I look more closely at June’s finger. One of her tears fall on the back of my hand. I fight the urge to wipe it away.

‘I could help you look,’ I say.

The words come out of my mouth before I can stop them. Why am I volunteering? I look across the room at Nathan and Ruby and Davina, who have found a table set out with afternoon tea. They’re scoffing food like fat kids at a cake convention.

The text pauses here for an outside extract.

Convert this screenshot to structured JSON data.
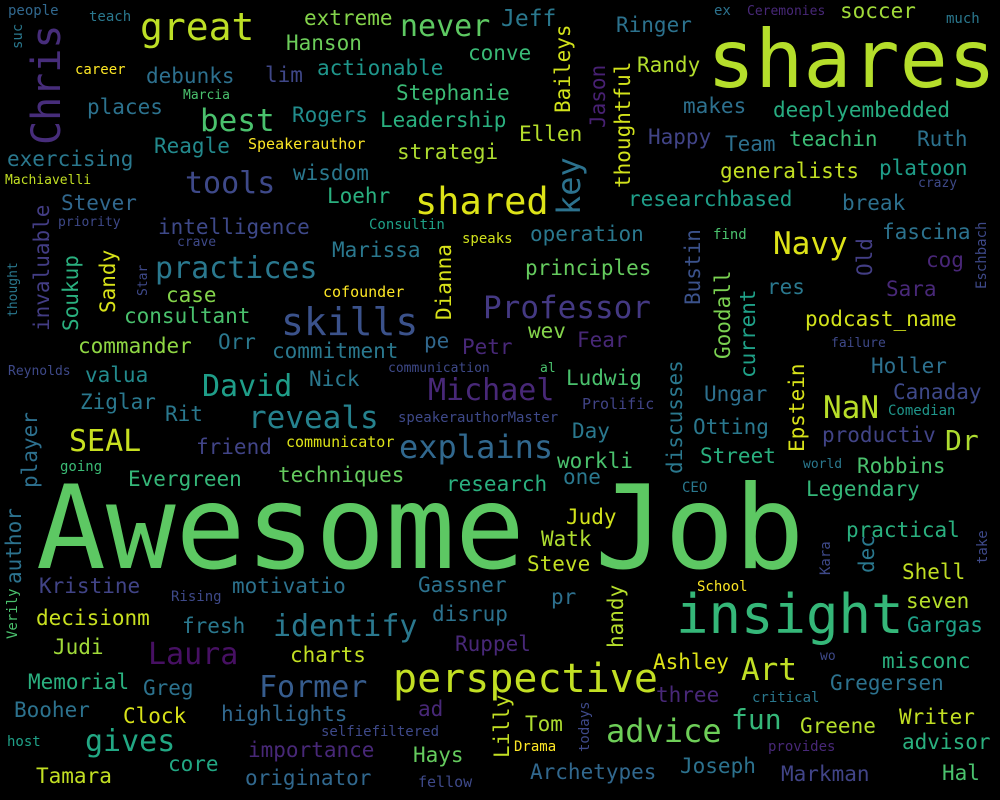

Next minute, I’m in the corridor, following Duncan as he wheels June back to her room. He talks to her like they’re having a conversation, but it’s all one-way.

‘Ever since June had her stroke, she’s been in the high dependency ward,’ he explains. ‘We used to share a room, but now she’s on her own.’

June’s room has a single bed, a wardrobe and a chest of drawers with nothing on the walls except a TV and an emergency panel.

I start checking the obvious places, crawling under the bed, collecting fluff on my sweatshirt. I shake her shoes and squeeze the pillows and run my fingers along the edge of the mattress where it meets the wall.

‘What did you do to get community service?’ Duncan asks.

‘This isn’t supposed to be a punishment,’ I say. ‘We’re giving something back.’

‘You must have done something.’

I called my social worker a fat fuckwit, but I’m not going to tell you that.

‘How long have you been in foster care?’ he asks.

‘Seven years.’

‘Where are your parents?’

‘Dead.’

‘Why didn’t someone adopt you?’

‘What is this – twenty questions?’

A member of staff appears in the doorway and demands to know what I’m doing. His name is Lyle and he has a face like a ball of pizza dough with olives for eyes and anchovies for eyebrows.

‘June lost her engagement ring,’ explains Duncan. ‘She never takes it off. Evie is helping us look for it.’

‘She shouldn’t be here,’ says Lyle.

‘She’s only trying to help,’ says Duncan.

‘I think it was stolen,’ I say. ‘Look at her finger. It’s bruised.’

‘Maybe you stole it,’ says Lyle, stepping into the room, blocking the doorway. He wants to make me scared. ‘Maybe that’s why you came here – to rob old people.’